Any personal data transferred to countries or territories outside the European Economic Area (“EEA”) will only be placed on systems complying with measures giving equivalent protection of personal rights either through international agreements or contracts approved by the European Union. Our website is also accessible from overseas so on occasion some personal data may be accessed from overseas.

12. Rights of Data Subjects

Individuals wishing to request their information as a subject access request should contact the parish council in writing, who will arrange for the information to be processed in accordance with the Data Protection Act.

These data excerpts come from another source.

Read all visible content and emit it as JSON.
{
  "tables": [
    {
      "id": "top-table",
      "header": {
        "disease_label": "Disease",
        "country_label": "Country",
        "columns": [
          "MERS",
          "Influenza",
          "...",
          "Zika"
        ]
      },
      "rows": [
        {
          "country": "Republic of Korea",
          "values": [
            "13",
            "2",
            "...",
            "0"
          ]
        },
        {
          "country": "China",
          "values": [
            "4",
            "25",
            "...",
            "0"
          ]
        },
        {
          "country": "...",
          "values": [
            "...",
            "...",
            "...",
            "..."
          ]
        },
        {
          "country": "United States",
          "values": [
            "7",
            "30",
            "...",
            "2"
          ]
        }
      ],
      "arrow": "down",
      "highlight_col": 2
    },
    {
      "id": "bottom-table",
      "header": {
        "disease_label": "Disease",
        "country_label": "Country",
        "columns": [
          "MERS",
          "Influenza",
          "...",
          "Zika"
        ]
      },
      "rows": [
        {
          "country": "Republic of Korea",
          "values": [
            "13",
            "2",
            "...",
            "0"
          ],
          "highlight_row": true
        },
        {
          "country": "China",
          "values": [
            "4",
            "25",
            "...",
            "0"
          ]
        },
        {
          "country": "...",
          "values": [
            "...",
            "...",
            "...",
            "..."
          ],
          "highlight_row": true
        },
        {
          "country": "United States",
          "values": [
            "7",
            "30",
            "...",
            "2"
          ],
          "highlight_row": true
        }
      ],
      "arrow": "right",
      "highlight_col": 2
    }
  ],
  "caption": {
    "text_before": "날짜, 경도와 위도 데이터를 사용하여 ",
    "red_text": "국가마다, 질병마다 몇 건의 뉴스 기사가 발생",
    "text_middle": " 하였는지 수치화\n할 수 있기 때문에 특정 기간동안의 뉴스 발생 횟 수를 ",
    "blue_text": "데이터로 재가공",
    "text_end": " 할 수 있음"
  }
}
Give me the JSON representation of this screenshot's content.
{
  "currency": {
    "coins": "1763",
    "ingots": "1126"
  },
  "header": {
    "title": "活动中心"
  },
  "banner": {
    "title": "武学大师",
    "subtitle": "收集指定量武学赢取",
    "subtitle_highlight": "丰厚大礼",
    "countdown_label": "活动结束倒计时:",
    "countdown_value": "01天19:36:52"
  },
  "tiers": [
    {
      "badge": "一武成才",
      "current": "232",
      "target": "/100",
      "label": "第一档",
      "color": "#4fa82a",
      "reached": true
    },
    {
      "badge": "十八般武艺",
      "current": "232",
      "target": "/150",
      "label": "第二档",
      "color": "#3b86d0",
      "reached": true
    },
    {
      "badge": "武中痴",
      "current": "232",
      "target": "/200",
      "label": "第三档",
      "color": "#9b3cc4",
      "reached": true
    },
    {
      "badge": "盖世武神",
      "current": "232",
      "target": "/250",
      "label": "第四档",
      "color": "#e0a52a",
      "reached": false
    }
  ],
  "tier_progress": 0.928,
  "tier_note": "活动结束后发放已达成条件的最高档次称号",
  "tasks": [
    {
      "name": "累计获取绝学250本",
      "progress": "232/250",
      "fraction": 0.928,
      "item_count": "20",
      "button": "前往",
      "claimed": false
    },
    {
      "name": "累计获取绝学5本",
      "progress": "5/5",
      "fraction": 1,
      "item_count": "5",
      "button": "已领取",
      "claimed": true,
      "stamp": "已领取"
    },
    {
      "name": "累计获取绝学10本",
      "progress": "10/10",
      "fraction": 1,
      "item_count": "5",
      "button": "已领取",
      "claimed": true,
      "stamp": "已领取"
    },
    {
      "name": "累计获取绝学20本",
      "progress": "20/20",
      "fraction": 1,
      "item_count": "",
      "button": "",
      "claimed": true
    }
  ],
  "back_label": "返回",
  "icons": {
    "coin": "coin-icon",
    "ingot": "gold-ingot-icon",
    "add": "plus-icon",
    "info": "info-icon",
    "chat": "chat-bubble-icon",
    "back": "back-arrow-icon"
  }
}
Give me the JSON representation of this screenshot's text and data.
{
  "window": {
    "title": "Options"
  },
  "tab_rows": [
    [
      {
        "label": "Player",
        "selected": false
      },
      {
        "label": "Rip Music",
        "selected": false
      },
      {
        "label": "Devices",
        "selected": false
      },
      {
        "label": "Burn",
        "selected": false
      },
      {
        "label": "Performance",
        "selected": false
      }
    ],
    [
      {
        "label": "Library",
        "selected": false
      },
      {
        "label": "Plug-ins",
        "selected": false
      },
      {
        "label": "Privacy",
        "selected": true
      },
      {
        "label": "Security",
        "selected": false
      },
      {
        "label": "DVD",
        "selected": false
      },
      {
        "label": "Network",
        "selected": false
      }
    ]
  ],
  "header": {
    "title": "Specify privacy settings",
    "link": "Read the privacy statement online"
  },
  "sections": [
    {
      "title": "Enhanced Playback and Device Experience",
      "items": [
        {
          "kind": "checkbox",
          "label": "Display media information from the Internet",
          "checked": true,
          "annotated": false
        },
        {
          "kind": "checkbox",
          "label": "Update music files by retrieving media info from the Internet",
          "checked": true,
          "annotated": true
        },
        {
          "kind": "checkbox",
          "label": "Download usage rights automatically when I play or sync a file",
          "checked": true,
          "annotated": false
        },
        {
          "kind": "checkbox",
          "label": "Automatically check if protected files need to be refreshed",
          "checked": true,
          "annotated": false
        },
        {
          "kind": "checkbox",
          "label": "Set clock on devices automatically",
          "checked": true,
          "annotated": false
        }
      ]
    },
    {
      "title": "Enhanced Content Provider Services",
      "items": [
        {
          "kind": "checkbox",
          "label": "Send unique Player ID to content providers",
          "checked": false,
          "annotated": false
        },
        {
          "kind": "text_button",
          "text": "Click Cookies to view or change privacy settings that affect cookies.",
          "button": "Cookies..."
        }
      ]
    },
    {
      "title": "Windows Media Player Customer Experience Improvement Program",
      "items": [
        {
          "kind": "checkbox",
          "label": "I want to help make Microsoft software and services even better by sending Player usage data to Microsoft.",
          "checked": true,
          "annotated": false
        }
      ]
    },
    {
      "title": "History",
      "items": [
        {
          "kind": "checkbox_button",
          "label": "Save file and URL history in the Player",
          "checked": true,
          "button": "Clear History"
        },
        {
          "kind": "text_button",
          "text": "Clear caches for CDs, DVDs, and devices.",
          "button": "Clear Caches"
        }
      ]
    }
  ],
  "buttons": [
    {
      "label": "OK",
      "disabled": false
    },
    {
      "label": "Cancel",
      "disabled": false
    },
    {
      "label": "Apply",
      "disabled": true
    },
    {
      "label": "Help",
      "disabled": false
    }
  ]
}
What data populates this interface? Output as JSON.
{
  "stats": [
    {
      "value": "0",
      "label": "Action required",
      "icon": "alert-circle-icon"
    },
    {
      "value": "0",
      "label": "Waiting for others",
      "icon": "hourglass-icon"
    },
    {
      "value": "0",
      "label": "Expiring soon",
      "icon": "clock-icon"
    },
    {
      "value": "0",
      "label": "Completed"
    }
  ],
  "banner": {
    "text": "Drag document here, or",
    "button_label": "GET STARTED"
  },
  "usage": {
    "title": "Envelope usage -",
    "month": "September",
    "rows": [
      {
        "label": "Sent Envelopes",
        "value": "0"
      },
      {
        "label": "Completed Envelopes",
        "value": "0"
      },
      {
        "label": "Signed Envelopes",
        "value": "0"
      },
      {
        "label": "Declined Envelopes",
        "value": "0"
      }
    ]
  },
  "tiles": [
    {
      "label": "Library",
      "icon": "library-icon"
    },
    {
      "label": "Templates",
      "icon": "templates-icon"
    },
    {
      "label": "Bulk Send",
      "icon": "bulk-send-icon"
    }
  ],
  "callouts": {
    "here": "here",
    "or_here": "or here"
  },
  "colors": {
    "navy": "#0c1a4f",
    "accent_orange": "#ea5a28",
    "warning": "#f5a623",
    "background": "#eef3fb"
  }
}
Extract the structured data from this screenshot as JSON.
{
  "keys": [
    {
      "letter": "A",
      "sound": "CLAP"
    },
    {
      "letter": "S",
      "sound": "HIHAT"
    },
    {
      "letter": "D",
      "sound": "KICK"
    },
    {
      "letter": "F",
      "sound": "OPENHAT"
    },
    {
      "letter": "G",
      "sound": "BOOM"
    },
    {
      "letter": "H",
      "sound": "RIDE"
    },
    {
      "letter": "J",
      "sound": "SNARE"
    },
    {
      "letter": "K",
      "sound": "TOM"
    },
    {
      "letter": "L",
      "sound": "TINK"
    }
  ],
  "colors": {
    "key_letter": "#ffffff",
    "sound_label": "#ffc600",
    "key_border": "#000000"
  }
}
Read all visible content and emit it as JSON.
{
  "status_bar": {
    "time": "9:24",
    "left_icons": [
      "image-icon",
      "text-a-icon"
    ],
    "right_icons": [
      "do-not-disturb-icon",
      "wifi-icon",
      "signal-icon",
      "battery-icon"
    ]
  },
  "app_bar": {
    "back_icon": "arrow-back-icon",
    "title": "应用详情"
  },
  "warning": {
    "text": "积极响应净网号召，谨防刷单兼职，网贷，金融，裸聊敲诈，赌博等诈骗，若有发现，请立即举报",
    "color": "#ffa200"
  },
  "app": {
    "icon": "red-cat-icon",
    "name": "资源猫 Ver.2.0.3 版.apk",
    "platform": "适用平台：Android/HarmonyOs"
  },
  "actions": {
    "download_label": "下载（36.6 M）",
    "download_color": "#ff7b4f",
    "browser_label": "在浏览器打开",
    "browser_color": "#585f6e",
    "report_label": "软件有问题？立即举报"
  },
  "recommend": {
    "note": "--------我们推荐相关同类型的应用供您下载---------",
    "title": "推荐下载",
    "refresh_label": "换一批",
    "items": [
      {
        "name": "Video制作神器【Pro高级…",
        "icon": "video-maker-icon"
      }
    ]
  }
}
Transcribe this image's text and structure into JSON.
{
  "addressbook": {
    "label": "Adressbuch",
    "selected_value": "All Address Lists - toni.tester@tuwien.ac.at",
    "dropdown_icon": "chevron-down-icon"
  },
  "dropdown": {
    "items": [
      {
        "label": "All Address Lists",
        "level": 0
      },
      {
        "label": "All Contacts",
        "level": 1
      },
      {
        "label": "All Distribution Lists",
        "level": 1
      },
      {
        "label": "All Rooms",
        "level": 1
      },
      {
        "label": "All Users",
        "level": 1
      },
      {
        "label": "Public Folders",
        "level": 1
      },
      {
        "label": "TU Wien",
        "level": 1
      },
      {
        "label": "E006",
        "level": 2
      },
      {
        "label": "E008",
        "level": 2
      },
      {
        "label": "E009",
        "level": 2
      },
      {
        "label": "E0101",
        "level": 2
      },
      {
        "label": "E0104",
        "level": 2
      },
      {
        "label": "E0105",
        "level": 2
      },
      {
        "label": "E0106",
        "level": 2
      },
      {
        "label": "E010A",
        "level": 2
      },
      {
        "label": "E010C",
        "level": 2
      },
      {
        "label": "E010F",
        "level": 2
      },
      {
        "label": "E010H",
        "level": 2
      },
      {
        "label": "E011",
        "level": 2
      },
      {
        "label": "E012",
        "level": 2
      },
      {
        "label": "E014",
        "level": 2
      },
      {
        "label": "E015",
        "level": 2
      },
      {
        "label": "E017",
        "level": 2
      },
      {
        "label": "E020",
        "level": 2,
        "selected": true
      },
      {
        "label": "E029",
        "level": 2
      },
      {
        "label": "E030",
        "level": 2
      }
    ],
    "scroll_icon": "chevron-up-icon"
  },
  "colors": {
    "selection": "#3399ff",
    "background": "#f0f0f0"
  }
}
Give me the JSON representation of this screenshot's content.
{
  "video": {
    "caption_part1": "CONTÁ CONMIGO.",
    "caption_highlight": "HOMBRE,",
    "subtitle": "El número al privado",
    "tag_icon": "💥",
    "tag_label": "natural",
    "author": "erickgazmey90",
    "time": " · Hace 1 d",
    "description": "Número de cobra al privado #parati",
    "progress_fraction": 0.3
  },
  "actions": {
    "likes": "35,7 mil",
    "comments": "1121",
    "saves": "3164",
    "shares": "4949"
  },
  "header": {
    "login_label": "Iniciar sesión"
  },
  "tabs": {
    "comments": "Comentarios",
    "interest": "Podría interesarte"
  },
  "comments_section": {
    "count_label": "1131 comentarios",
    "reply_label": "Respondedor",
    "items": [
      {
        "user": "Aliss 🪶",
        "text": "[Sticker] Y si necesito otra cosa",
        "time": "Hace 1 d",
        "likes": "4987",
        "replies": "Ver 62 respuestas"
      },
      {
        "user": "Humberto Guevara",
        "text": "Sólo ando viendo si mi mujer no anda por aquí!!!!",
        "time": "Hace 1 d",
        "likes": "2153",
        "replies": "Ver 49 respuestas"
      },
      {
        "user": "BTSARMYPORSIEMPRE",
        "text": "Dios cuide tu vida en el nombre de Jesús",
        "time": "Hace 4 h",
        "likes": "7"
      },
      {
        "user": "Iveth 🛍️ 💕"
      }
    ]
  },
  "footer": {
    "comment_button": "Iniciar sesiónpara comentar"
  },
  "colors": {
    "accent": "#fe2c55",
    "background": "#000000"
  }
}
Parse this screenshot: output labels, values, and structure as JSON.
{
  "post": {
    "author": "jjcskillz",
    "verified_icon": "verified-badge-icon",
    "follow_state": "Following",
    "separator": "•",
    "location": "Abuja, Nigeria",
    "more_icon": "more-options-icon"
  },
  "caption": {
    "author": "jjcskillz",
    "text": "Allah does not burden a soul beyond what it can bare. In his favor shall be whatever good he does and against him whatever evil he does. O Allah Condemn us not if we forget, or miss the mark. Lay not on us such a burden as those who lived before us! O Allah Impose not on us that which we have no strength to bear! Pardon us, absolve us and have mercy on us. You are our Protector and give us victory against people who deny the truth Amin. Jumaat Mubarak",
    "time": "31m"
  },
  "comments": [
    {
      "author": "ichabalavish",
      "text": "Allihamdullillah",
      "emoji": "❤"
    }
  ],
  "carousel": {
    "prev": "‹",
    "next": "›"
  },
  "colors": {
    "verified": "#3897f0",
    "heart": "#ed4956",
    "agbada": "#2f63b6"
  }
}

Data Controller: ROWLEY Parish Council, 9 Springdale Way, Newton Drive, Beverley, HU17 8NU

Website: www.www.rowleyparishcouncil.gov.uk

Email: clerk@www.rowleyparishcouncil.gov.uk

APPENDIX 1

DATA PROTECTION PRINCIPLES

First Principle:

Processed lawfully, fairly and in a transparent manner in relation to individuals;

Second Principle:

Collected for specified, explicit and legitimate purposes and not further processed in a manner that is incompatible with those purposes; further processing for archiving purposes in the public interest, scientific or historical research purposes or statistical purposes shall not be considered to be incompatible with the initial purposes;

Third Principle:

Adequate, relevant and limited to what is necessary in relation to the purposes for which they are processed;

Fourth Principle:

Accurate and, where necessary, kept up to date; every reasonable step must be taken to ensure that personal data that are inaccurate, having regard to the purposes for which they are processed, are erased or rectified without delay;

Fifth Principle:

Kept in a form which permits identification of data subjects for no longer than is necessary for the purposes for which the personal data are processed; personal data may be stored for longer periods insofar as the personal data will be processed solely for archiving purposes in the public interest, scientific or historical research purposes or statistical purposes subject to implementation of the appropriate technical and organisational measures required by the GDPR in order to safeguard the rights and freedoms of individuals;

 Sixth Principle:

Processed in a manner that ensures appropriate security of the personal data, including protection against unauthorised or unlawful processing and against accidental loss, destruction or damage, using appropriate technical or organisational measures.